Localism gets its teeth
The Government has now published the final version of its National Planning Policy Framework (NPPF).
Over the past few months this document has been out to consultation and during that time it has received some criticism, especially from those wishing to preserve both green spaces and heritage. It seems, if press reports are to be believed, that many of those complaints have been assuaged.
However, in all those consultation issues it seems that one of the major elements of this new framework has been missed – the relationship now between national, local and neighbourhood planning.
On one hand the Government is to be applauded for reducing a National policy of over 1,000 pages down to just over 50. Whilst some might relish this deregulation they easily forget that the key driver for this was to hand down more planning policy to the local and neighbourhood so that they alone can determine their own policies for the place in which they live. These ideas were presaged in the Localism Act and the announcement of the NPPF is the next key building block in enacting the Localism Act.
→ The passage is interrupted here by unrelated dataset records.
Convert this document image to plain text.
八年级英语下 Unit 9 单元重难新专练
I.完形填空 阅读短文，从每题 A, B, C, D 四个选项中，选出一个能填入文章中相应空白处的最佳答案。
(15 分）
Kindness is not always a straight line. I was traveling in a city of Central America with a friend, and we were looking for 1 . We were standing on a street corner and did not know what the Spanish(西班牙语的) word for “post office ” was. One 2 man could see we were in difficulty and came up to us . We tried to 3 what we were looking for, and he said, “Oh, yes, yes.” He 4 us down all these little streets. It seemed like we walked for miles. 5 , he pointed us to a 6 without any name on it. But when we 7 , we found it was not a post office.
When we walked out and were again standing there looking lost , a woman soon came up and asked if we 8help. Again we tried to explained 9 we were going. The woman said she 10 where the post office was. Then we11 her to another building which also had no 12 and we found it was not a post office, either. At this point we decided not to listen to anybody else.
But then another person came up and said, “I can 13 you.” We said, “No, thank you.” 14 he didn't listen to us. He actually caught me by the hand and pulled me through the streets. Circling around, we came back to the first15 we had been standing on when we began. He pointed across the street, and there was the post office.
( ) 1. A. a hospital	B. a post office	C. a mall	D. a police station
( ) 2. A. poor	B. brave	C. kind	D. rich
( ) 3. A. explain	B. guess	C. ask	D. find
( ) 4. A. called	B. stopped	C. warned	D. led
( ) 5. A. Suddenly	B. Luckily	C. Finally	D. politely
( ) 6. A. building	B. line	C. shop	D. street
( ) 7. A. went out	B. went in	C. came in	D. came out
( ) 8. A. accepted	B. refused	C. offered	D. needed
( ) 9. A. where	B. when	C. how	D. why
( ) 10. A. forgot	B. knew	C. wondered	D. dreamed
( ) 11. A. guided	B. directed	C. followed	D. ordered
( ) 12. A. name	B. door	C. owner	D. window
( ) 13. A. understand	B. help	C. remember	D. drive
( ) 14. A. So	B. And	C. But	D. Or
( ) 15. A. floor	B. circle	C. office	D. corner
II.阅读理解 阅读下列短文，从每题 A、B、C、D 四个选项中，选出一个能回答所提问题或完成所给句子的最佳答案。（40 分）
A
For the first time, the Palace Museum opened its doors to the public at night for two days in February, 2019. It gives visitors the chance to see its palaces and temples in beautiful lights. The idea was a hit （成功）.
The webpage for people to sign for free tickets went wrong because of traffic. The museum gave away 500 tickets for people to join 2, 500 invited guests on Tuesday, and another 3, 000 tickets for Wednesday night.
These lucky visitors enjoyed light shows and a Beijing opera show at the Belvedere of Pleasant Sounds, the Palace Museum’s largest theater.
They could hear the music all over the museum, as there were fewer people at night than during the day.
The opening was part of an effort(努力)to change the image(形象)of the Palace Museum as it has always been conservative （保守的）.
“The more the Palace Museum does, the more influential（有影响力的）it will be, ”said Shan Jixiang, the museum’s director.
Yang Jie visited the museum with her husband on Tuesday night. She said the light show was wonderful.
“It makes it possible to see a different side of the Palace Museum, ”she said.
There are some who argue that this fragmentation of policy will mean extra development costs as architects struggle to work with a range of local authorities each with differing policy. It is clear this is an issue but the power of the argument for localism makes this inevitable – and as some older architects have told me this used to be the issue with Building Control before national regulation came into being.
As the phrase goes ‘the tectonic plates are moving’, and it is wise developers who understand that local needs will drive local policy and to ensure you get the best chance of success at planning you now need to engage more with Councillors, planners and the communities they serve.